The final project is 50% of the course, with the weekly assignments representing the remainder.

Weekly Assignments

Weekly assignments will generally consist of multiple components. Unless otherwise specified, each component will be graded pass / fail. A component will be graded as “pass” if it runs and produces the expected results. The final grade will be equal to the percentage of components that are graded as “pass” out of all the assignment’s components.

Final Project

The final project will consist of the following components:

1) Project documentation. Each project should have documentation clarifying its goal and functionality. The code itself should be well-documented, with comments spread out to aid understanding. Functions and classes should have docstrings describing their functionality, inputs and outputs.

2) Project code. The code should be well-organized and easy to read. It should also be written modularly, so that each part of code is reusable. The code should run and produce the correct output under different conditions. It should also have robust error checking.

3) Project presentation. Each student will present their project at the end of the semester. The idea here is to present the project’s goals, input, and output, preferably while showing snippets of code.

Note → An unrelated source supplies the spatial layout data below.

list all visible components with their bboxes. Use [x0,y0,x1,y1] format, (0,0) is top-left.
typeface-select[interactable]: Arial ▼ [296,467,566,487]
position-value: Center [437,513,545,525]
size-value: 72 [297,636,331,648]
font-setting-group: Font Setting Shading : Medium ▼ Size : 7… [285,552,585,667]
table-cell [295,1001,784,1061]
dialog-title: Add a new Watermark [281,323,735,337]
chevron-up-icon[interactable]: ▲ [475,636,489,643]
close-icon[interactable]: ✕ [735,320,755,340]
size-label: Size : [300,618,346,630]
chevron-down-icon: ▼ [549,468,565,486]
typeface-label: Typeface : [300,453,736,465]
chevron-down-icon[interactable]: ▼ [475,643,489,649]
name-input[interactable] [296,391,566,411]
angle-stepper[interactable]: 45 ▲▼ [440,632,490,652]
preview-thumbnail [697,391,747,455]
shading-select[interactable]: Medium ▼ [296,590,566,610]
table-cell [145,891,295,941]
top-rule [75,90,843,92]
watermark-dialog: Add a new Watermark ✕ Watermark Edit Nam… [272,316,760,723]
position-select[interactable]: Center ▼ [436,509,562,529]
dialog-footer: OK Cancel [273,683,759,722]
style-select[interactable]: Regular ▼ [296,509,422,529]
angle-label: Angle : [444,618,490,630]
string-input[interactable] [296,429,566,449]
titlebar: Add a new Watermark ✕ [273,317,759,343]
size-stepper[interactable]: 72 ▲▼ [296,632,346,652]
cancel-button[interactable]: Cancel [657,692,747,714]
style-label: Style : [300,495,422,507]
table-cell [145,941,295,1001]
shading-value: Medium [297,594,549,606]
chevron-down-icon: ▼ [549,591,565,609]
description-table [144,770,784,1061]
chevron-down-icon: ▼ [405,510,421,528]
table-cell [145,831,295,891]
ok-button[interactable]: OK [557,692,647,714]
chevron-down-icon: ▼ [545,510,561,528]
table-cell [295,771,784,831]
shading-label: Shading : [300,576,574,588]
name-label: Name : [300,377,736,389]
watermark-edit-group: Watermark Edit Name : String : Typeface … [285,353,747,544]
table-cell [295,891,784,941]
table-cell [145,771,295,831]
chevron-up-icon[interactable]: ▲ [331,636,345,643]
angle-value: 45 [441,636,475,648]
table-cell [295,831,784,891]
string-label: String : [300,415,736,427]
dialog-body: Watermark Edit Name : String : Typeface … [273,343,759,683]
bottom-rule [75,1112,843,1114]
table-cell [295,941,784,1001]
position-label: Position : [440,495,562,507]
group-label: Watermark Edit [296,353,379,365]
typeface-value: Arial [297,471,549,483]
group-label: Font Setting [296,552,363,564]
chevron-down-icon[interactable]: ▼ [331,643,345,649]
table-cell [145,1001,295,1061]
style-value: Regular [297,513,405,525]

Project grades will be determined based on the components outlined above, with each component representing 33% of the project grade.

Course Materials¶

Course materials will be distributed on this website in the corresponding weekly sections.

Schedule¶

Week 1 (13 September): Course overview. Introduction to machine learning topics

Week 2 (20 September): Data retrieval and visualization with numpy, pandas, scikit-learn

Week 3 (27 September): Data wrangling, preprocessing, and normalization

Week 4 (04 October): Supervised learning 1: Regression problems

Week 5 (11 October): Supervised learning 2: Overfitting, regularization, hyperparameter optimization, and cross-validation

Week 6 (18 October): Supervised learning 3: Classification problems

Week 7 (25 October): Unsupervised learning 1: Clustering

Week 8 (01 November): Unsupervised learning 2: Latent variable models

Week 9 (08 November): Unsupervised learning 3: Dimensionality reduction and feature selection

Week 10 (15 November): Introduction to deep learning methods

** No class on 22 November:** Thanksgiving

Week 11 (29 November): Practicum on deep learning

Week 12 (06 December): Implementing machine learning workflows. Common pitfalls and best practices.

Week 13 (13 December): Project presentations and feedback. Part I.

Week 14 (20 December): Project presentations and feedback. Part II.